A last thing to do is to check our accuracy. You can do this through the portal for the best model, showing the Accuracy or by manually going through the dataset and checking the false positive relative to the line count.

Of course since we are data scientists, we want to make sure the portal gives the correct result ;) so let's test this as well through code:

import csv
import pickle
import azureml.train.automl # pip3 install azureml-sdk[automl,notebooks]
import pandas as pd
import numpy as np

columns = [ "gender", "SeniorCitizen", "Partner", "Dependents", "tenure", "PhoneService", "MultipleLines", "InternetService", "OnlineSecurity", "OnlineBackup", "DeviceProtection", "TechSupport", "StreamingTV", "StreamingMovies", "Contract", "PaperlessBilling", "PaymentMethod", "MonthlyCharges", "TotalCharges" ]

line_count = 0
false_positive_count = 0

with open('model.pkl', 'rb') as fd:
    best_run  = pickle.load(fd)

    with open('test.csv') as csvfile:
        reader = csv.DictReader(csvfile)
        for row in reader:
            df = pd.DataFrame(data=[[ row['gender'], row['SeniorCitizen'], row['Partner'], row['Dependents'], row['tenure'], row['PhoneService'], row['MultipleLines'], row['InternetService'], row['OnlineSecurity'], row['OnlineBackup'], row['DeviceProtection'], row['TechSupport'], row['StreamingTV'], row['StreamingMovies'], row['Contract'], row['PaperlessBilling'], row['PaymentMethod'], row['MonthlyCharges'], row['TotalCharges'] ]], columns=columns)

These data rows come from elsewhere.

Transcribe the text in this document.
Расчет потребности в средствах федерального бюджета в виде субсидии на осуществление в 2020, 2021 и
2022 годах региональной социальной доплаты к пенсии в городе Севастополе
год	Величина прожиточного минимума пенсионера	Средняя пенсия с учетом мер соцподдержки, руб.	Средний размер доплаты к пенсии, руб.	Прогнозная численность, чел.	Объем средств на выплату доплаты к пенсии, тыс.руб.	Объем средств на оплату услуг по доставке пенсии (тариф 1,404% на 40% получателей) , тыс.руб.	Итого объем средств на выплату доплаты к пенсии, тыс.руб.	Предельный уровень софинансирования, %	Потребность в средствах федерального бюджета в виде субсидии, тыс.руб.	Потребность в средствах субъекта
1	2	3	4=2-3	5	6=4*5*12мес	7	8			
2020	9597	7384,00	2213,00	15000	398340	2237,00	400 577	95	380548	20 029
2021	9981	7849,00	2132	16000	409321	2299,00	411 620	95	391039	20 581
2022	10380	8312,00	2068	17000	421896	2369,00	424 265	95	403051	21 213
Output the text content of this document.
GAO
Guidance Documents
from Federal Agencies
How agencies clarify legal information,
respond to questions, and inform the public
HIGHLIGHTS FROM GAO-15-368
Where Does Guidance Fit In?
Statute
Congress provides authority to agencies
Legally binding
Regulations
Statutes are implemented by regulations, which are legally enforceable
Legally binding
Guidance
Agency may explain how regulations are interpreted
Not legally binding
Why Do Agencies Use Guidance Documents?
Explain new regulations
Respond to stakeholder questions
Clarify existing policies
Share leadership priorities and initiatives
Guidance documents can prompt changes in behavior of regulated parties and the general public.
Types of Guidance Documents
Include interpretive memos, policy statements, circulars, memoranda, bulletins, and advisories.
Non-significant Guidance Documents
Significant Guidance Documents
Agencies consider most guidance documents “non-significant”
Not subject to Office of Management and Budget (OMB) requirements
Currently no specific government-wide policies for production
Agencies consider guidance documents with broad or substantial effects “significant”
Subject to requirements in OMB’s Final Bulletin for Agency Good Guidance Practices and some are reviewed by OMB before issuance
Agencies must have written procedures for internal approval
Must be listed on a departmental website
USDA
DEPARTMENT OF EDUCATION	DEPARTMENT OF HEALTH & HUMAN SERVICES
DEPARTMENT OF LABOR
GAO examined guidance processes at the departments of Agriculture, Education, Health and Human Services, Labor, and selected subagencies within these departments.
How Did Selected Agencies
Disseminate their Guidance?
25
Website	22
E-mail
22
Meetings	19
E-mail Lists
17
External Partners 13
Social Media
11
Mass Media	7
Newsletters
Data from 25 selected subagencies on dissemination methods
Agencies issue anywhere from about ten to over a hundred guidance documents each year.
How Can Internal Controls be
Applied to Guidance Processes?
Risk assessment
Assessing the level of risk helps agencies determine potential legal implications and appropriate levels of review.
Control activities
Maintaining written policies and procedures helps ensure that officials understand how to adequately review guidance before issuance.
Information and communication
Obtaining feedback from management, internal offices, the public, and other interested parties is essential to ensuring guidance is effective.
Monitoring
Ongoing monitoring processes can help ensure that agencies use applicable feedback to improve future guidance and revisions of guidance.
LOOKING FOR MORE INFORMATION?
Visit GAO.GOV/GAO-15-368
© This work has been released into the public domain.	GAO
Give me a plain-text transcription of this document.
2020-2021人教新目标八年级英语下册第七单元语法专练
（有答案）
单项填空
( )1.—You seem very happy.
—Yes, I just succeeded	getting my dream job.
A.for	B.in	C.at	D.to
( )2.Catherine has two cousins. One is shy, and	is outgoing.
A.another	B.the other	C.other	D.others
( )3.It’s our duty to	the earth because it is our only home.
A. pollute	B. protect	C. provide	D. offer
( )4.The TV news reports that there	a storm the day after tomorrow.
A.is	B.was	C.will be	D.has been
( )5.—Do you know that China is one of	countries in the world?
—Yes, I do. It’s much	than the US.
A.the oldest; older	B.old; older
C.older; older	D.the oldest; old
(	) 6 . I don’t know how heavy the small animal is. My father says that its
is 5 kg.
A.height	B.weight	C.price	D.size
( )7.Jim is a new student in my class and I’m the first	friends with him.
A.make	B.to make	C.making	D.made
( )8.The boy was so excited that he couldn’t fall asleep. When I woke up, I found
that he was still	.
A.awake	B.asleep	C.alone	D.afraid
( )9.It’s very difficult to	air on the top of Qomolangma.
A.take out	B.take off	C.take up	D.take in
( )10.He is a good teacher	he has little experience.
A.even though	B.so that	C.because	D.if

            result = best_run.predict(df)[0]

            line_count += 1

            if (result != row['Churn']):
                false_positive_count += 1

            print(line_count)

        print("Total Samples: ", line_count)
        print("False Positives: ", false_positive_count)
        print("Accuracy:", (1 - false_positive_count / line_count) * 100, "%")

Which should give us the same results.